A SENIOR Army medic who claims he was subjected to race discrimination during a posting to Cyprus took his test case for compensation to London's Appeal Court yesterday.
Top judges were told Lieutenant Colonel Surinder Saggar's case will have implications for thousands of ex-patriate workers who suffer race, sex or disability discrimination while working outside the UK.
The consultant anaesthetist, from Richmond, North Yorkshire, who has served in the Royal Army Medical Corps since 1982, took the Ministry of Defence to an employment tribunal.
He claimed he had suffered race discrimination at the hands of colleagues while he was posted to the Princess Mary Hospital, in Akrotiri, Cyprus, between September 1998 and December the following year.
But his case was dismissed by a tribunal, sitting at Thornaby, Stockton, in October 2001, on grounds that it had no legal power to hear the case as Lt Col Saggar - who is of Indian descent - was working "wholly or mainly" outside Great Britain at the time.
The tribunal's decision was last year backed at an employment appeal tribunal.
But that ruling is now under scrutiny at the appeal court where Lt Col Saggar, in his 60s, who is based at Catterick Garrison, in North Yorkshire, is being represented by QC Robin Allen.

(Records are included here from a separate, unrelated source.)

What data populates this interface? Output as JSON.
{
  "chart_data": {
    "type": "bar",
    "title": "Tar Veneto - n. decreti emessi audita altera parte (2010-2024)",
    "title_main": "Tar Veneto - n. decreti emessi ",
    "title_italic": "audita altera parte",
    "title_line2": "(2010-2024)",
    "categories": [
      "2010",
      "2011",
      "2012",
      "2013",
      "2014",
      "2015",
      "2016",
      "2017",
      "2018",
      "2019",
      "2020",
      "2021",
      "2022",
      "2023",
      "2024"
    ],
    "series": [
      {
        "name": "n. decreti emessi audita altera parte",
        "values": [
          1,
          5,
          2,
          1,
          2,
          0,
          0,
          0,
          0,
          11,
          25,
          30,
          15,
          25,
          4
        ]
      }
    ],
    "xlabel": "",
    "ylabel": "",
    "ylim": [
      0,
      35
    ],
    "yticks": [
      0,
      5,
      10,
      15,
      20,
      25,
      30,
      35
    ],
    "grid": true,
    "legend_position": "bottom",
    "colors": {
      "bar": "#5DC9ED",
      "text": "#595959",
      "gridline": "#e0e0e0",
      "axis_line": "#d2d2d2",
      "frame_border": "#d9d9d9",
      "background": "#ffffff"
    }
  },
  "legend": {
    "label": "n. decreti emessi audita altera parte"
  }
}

Mr Allen said the case was of general public importance because the term of the Race Relations Act, on which the tribunals based their decisions, is almost exactly mirrored in the Sex Discrimination Act and the Disability Discrimination Act.
He said the tribunals' interpretation of the statute had produced arbitrary and obvious unfair consequences for Lt Col Saggar who had, apart from the Cyprus posting, spent most of his services career working in Britain.
He said the tribunals' ruling might be seen as an opportunity by employers to send employees abroad before discriminating against them.
Thomas Linden, for the MoD, said that all the events about which Lt Col Saggar complained had taken place in Cyprus and the tribunals' view of the law was clearly correct.
Lord Justice Mummery, Lord Justice Tuckey and Lord Justice Clarke reserved their decision on Lt Col Saggar's appeal until a later date.